Miedwiediew wskazał, że w środę Unia Europejska formalnie przedłużyła sankcje wobec Rosji. Dodał następnie, że rząd Rosji "wniesie propozycję przedłużenia kontrsankcji jeszcze na rok, do 31 grudnia 2018 roku".

Komentując decyzję UE, Miedwiediew ocenił, że "po raz kolejny polityka bierze górę nad gospodarką". "Niestety, nasi partnerzy europejscy kontynuują wobec naszego państwa politykę nie najbardziej konstruktywną" - oświadczył.

Zapewnił także, że Rosja będzie reagować w sposób adekwatny.

Państwa członkowskie Unii Europejskiej formalnie przedłużyły w środę o kolejne pół roku - do końca stycznia 2018 roku - sankcje gospodarcze nałożone na Rosję. Wcześniej taką decyzję podjęli przywódcy państw UE na szczycie w Brukseli.

Reklama

Pierwotnie sankcje wprowadzono 31 lipca 2014 roku (na jeden rok) w odpowiedzi na działania Rosji destabilizujące sytuację na Ukrainie. We wrześniu 2014 roku sankcje te zaostrzono. 19 marca 2015 roku Rada Europejska postanowiła uzależnić ich zniesienie od pełnego wdrożenia porozumień mińskich, co miało nastąpić do 31 grudnia 2015 roku. Ponieważ tak się nie stało Rada przedłuża sankcje co pół roku.

Na unijne sankcje Rosja odpowiedziała w sierpniu 2014 roku wprowadzeniem zakazu importowania z krajów UE (a także USA, Australii, Kanady i Norwegii) owoców, warzyw, mięsa, drobiu, ryb, mleka i nabiału. Później rozszerzyła listę krajów objętych embargiem żywnościowym o Albanię, Czarnogórę, Islandię i Liechtenstein. W czerwcu 2016 roku władze w Moskwie przedłużyły po raz kolejny okres obowiązywania embarga, tym razem do końca 2017 roku.

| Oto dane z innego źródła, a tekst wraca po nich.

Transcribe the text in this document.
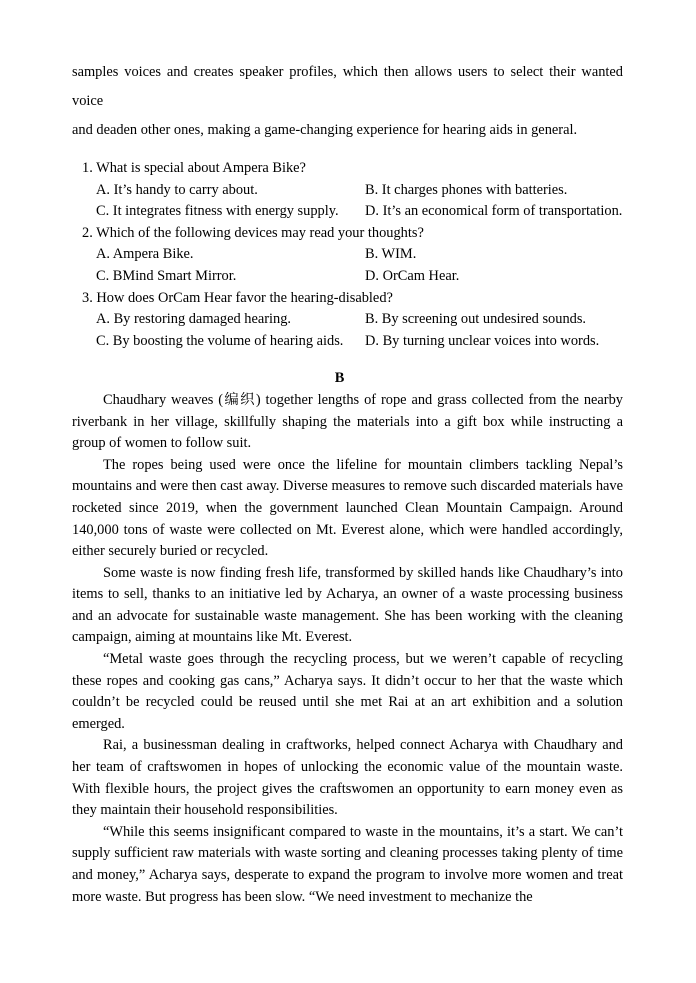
samples voices and creates speaker profiles, which then allows users to select their wanted voice
and deaden other ones, making a game-changing experience for hearing aids in general.
1. What is special about Ampera Bike?
A. It’s handy to carry about.	B. It charges phones with batteries.
C. It integrates fitness with energy supply. D. It’s an economical form of transportation.
2. Which of the following devices may read your thoughts?
A. Ampera Bike.	B. WIM.
C. BMind Smart Mirror.	D. OrCam Hear.
3. How does OrCam Hear favor the hearing-disabled?
A. By restoring damaged hearing.	B. By screening out undesired sounds.
C. By boosting the volume of hearing aids. D. By turning unclear voices into words.
B

Chaudhary weaves (编织) together lengths of rope and grass collected from the nearby riverbank in her village, skillfully shaping the materials into a gift box while instructing a group of women to follow suit.

The ropes being used were once the lifeline for mountain climbers tackling Nepal’s mountains and were then cast away. Diverse measures to remove such discarded materials have rocketed since 2019, when the government launched Clean Mountain Campaign. Around 140,000 tons of waste were collected on Mt. Everest alone, which were handled accordingly, either securely buried or recycled.

Some waste is now finding fresh life, transformed by skilled hands like Chaudhary’s into items to sell, thanks to an initiative led by Acharya, an owner of a waste processing business and an advocate for sustainable waste management. She has been working with the cleaning campaign, aiming at mountains like Mt. Everest.

“Metal waste goes through the recycling process, but we weren’t capable of recycling these ropes and cooking gas cans,” Acharya says. It didn’t occur to her that the waste which couldn’t be recycled could be reused until she met Rai at an art exhibition and a solution emerged.

Rai, a businessman dealing in craftworks, helped connect Acharya with Chaudhary and her team of craftswomen in hopes of unlocking the economic value of the mountain waste. With flexible hours, the project gives the craftswomen an opportunity to earn money even as they maintain their household responsibilities.

“While this seems insignificant compared to waste in the mountains, it’s a start. We can’t supply sufficient raw materials with waste sorting and cleaning processes taking plenty of time and money,” Acharya says, desperate to expand the program to involve more women and treat more waste. But progress has been slow. “We need investment to mechanize the
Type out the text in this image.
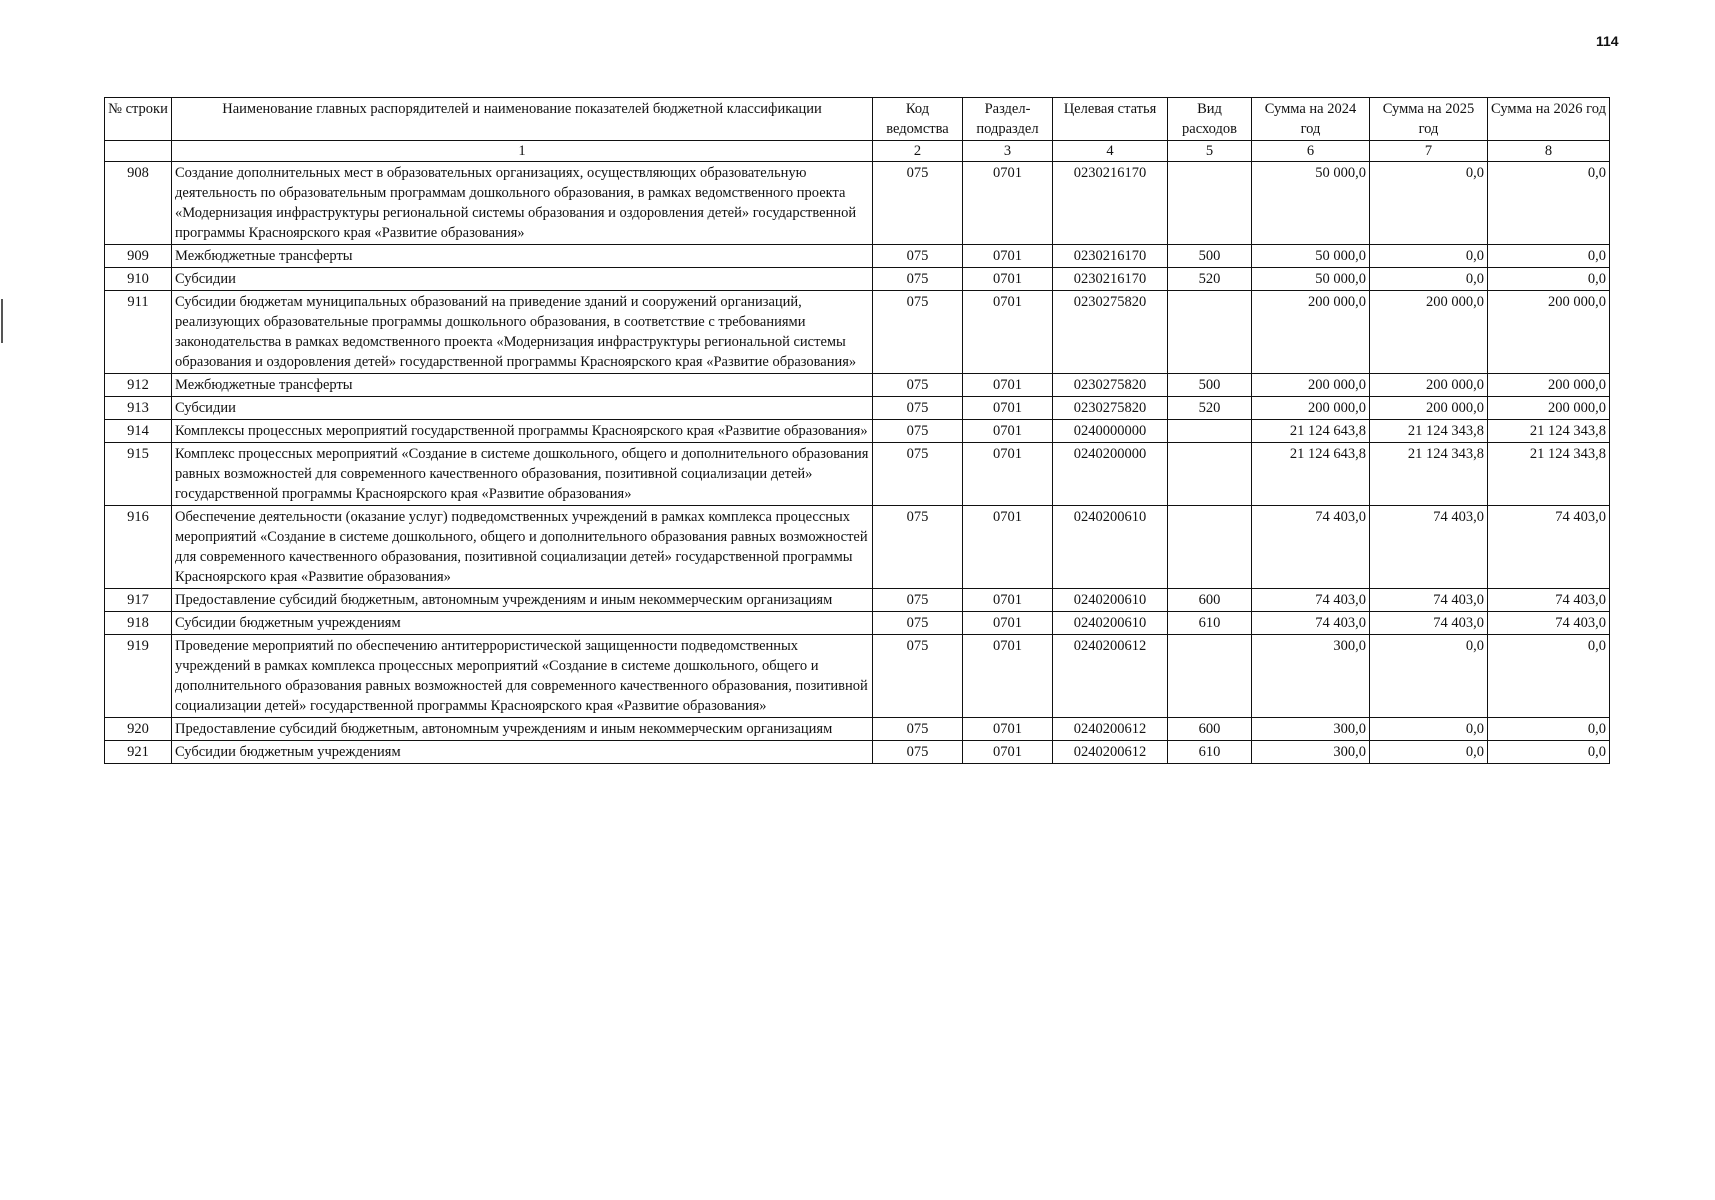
114
№ строки	Наименование главных распорядителей и наименование показателей бюджетной классификации	Код ведомства	Раздел-подраздел	Целевая статья	Вид расходов	Сумма на 2024 год	Сумма на 2025 год	Сумма на 2026 год
	1	2	3	4	5	6	7	8
908	Создание дополнительных мест в образовательных организациях, осуществляющих образовательную деятельность по образовательным программам дошкольного образования, в рамках ведомственного проекта «Модернизация инфраструктуры региональной системы образования и оздоровления детей» государственной программы Красноярского края «Развитие образования»	075	0701	0230216170		50 000,0	0,0	0,0
909	Межбюджетные трансферты	075	0701	0230216170	500	50 000,0	0,0	0,0
910	Субсидии	075	0701	0230216170	520	50 000,0	0,0	0,0
911	Субсидии бюджетам муниципальных образований на приведение зданий и сооружений организаций, реализующих образовательные программы дошкольного образования, в соответствие с требованиями законодательства в рамках ведомственного проекта «Модернизация инфраструктуры региональной системы образования и оздоровления детей» государственной программы Красноярского края «Развитие образования»	075	0701	0230275820		200 000,0	200 000,0	200 000,0
912	Межбюджетные трансферты	075	0701	0230275820	500	200 000,0	200 000,0	200 000,0
913	Субсидии	075	0701	0230275820	520	200 000,0	200 000,0	200 000,0
914	Комплексы процессных мероприятий государственной программы Красноярского края «Развитие образования»	075	0701	0240000000		21 124 643,8	21 124 343,8	21 124 343,8
915	Комплекс процессных мероприятий «Создание в системе дошкольного, общего и дополнительного образования равных возможностей для современного качественного образования, позитивной социализации детей» государственной программы Красноярского края «Развитие образования»	075	0701	0240200000		21 124 643,8	21 124 343,8	21 124 343,8
916	Обеспечение деятельности (оказание услуг) подведомственных учреждений в рамках комплекса процессных мероприятий «Создание в системе дошкольного, общего и дополнительного образования равных возможностей для современного качественного образования, позитивной социализации детей» государственной программы Красноярского края «Развитие образования»	075	0701	0240200610		74 403,0	74 403,0	74 403,0
917	Предоставление субсидий бюджетным, автономным учреждениям и иным некоммерческим организациям	075	0701	0240200610	600	74 403,0	74 403,0	74 403,0
918	Субсидии бюджетным учреждениям	075	0701	0240200610	610	74 403,0	74 403,0	74 403,0
919	Проведение мероприятий по обеспечению антитеррористической защищенности подведомственных учреждений в рамках комплекса процессных мероприятий «Создание в системе дошкольного, общего и дополнительного образования равных возможностей для современного качественного образования, позитивной социализации детей» государственной программы Красноярского края «Развитие образования»	075	0701	0240200612		300,0	0,0	0,0
920	Предоставление субсидий бюджетным, автономным учреждениям и иным некоммерческим организациям	075	0701	0240200612	600	300,0	0,0	0,0
921	Субсидии бюджетным учреждениям	075	0701	0240200612	610	300,0	0,0	0,0
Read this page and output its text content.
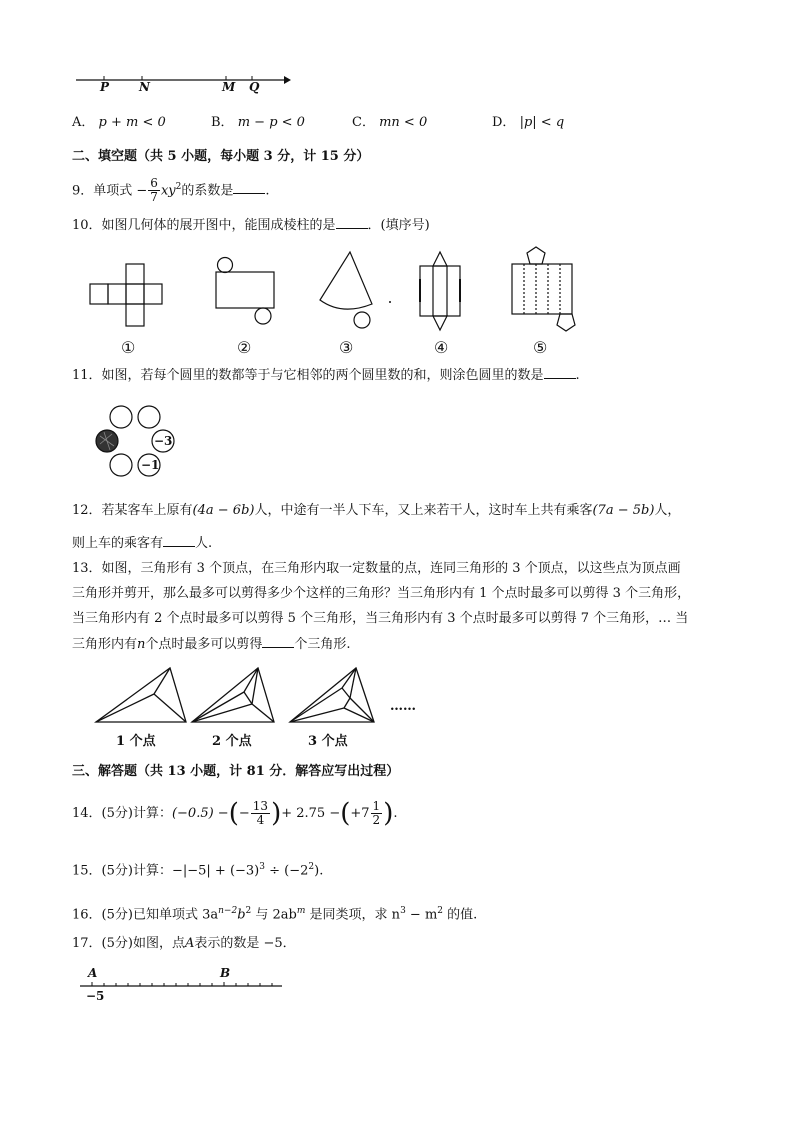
P N	M Q
A． p + m < 0	B． m − p < 0	C． mn < 0	D． |p| < q
二、填空题（共 5 小题，每小题 3 分，计 15 分）
9．单项式 − $\frac{6}{7} xy^2$的系数是 .
10．如图几何体的展开图中，能围成棱柱的是 ．(填序号)
①	②	③	④	⑤
11．如图，若每个圆里的数都等于与它相邻的两个圆里数的和，则涂色圆里的数是 .
−3
−1
12．若某客车上原有(4a − 6b)人，中途有一半人下车，又上来若干人，这时车上共有乘客(7a − 5b)人，
则上车的乘客有 人.
13．如图，三角形有 3 个顶点，在三角形内取一定数量的点，连同三角形的 3 个顶点，以这些点为顶点画
三角形并剪开，那么最多可以剪得多少个这样的三角形？当三角形内有 1 个点时最多可以剪得 3 个三角形，
当三角形内有 2 个点时最多可以剪得 5 个三角形，当三角形内有 3 个点时最多可以剪得 7 个三角形，… 当
三角形内有n个点时最多可以剪得 个三角形.
……
1 个点	2 个点	3 个点
三、解答题（共 13 小题，计 81 分．解答应写出过程）
14．(5分)计算：(−0.5) −(− $\frac{13}{4}$ )+ $2.75 -(+7 \frac{1}{2}$ ).
15．(5分)计算：$-|-5| + (-3)^3 \div (-2^2)$.
16．(5分)已知单项式 $3a^{n-2}b^2$ 与 $2ab^m$ 是同类项，求 $n^3 - m^2$ 的值.
17．(5分)如图，点A表示的数是 −5．
A	B
−5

Unijne sankcje wobec Moskwy dotyczą sektora finansowego, energetycznego i obronnego oraz produktów podwójnego zastosowania. Obejmują ograniczenia w dostępie do kapitału dla rosyjskich banków państwowych i firm naftowych, ograniczenia sprzedaży zaawansowanych technologii dla przemysłu naftowego i sprzętu podwójnego zastosowania oraz embargo na broń.